18. There are two tanks filled with water.
They are being emptied by two different taps, each with a constant flow of water.
Tank A is 5 cm taller than Tank B.

Code:

      * - - - *       |: : : :|       | : : : |    * - - - - *       |: : : :|    |: : : : :|     x | : : : |    | : : : : |       |: : : :|    |: : : : :| x-5       | : : : |    | : : : : |       |: : : :|    |: : : : :|       *-------*    *---------*           A              B

The tap of Tank A was opened at 7:00 a.m.
Tank A was empty at 1:00 p.m.

The tap of Tank B was opened at 8:30 a.m.
Tank B was empty at 12:30 p.m.

The water level of both tanks were equal at 11 a.m.

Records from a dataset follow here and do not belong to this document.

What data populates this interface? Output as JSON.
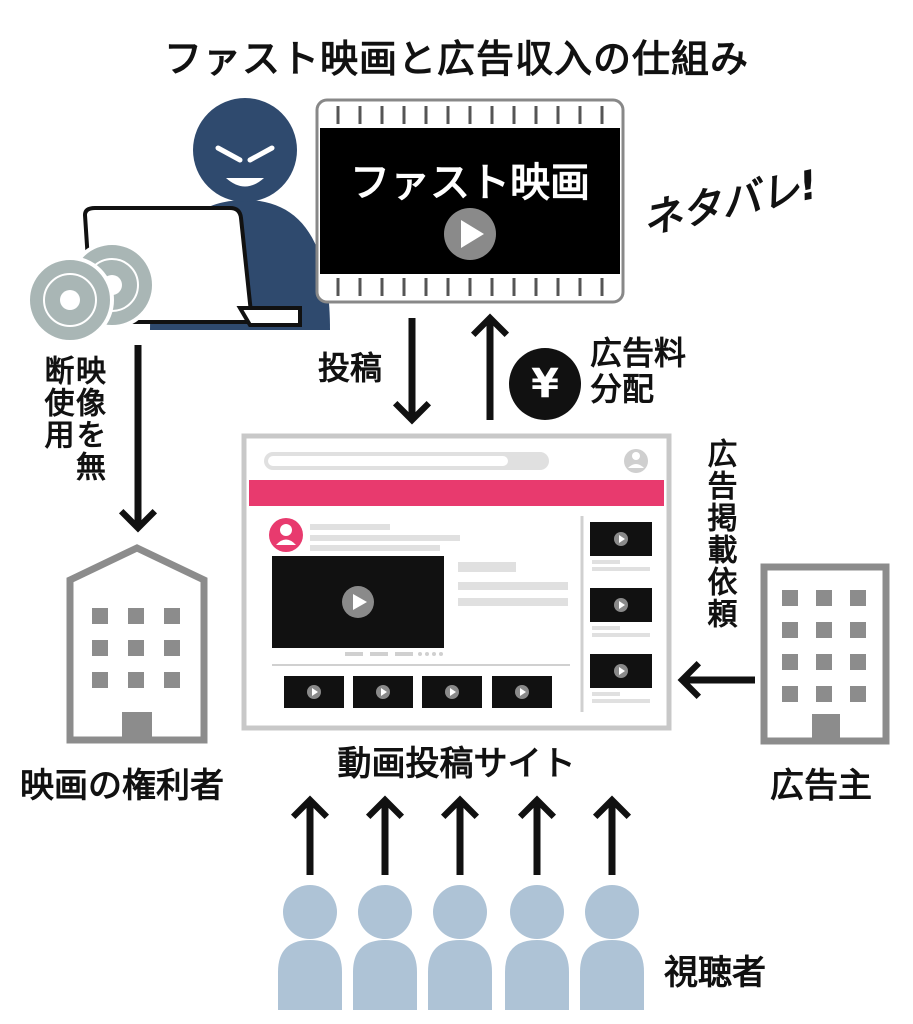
{
  "title": "ファスト映画と広告収入の仕組み",
  "film": {
    "label": "ファスト映画"
  },
  "exclaim": "ネタバレ!",
  "labels": {
    "unauthorized": "映像を無断使用",
    "post": "投稿",
    "ad_fee": "広告料分配",
    "yen": "¥",
    "ad_request": "広告掲載依頼",
    "site": "動画投稿サイト",
    "rights_holder": "映画の権利者",
    "advertiser": "広告主",
    "viewers": "視聴者"
  },
  "colors": {
    "accent_pink": "#e83a6e",
    "uploader_navy": "#2f4a6e",
    "viewer_blue": "#aec3d6",
    "disc_gray": "#a9b6b5",
    "building_gray": "#8c8c8c"
  },
  "icons": [
    "uploader-person-icon",
    "laptop-icon",
    "disc-icon",
    "building-icon",
    "yen-coin-icon",
    "play-icon",
    "viewer-person-icon"
  ]
}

What is the height of tank A?

$\text{Let }a\text{ = rate of flow of the tap on Tank A, relative to the height of the water,}$
. . $\text{measured in cm/hour.}$

$\text{Let }b\text{ = rate of flow of the tap on Tank B, relative to the height of the watr,}$
. . $\text{measured in cm/hour.}$

$\text{In 6 hours, the height of Tank A went from }x\text{ cm to 0 cm.}$
. . $\text{We have: }\:6a \,=\,x$ .[1]

$\text{In 4 hours, the height of Tank B went from }x-5\text{ cm to 0 cm.}$
. . $\text{We have: }\:4b \,=\,x-5$ .[2]

Substitute [1] into [2]: . $4b \:=\:6a - 5 \quad\Rightarrow\quad 6a - 4b \:=\:5$ .[3]

At ll:00 a.m. the two tanks had the same height.

Tank A: in 4 hours, the level dropped $4a\text{ cm.}$
. . The height was: . $x - 4a\text{ cm.}$

Tank B: in 2.5 hours, the level dropped $\tfrac{5}{2}b\text{ cm.}$
. . The height was: . $(x-5)-\tfrac{5}{2}b\text{ cm.}$

We have: . $x - 4a \:=\:(x-5) - \tfrac{5}{2}b \quad\Rightarrow\quad 8a - 5b \:=\:10$ .[4]

Solve [3] and [4]: . $\begin{Bmatrix}6a - 4b &=& 5 \\ 8a - 5b &=& 10 \end{Bmatrix} \quad\Rightarrow\quad \begin{Bmatrix}a &=& \frac{15}{2} \\ b &=& 10 \end{Bmatrix}$

Substitute into [1]: . $x \:=\:6a \:=\:6\left(\tfrac{15}{2}\right) \:=\:45$

Therefore, Tank A is 45 cm high.

• Jul 18th 2011, 07:22 AM
fleurdel
Re: Water draining from two tanks.
Thank you so much, Soroban.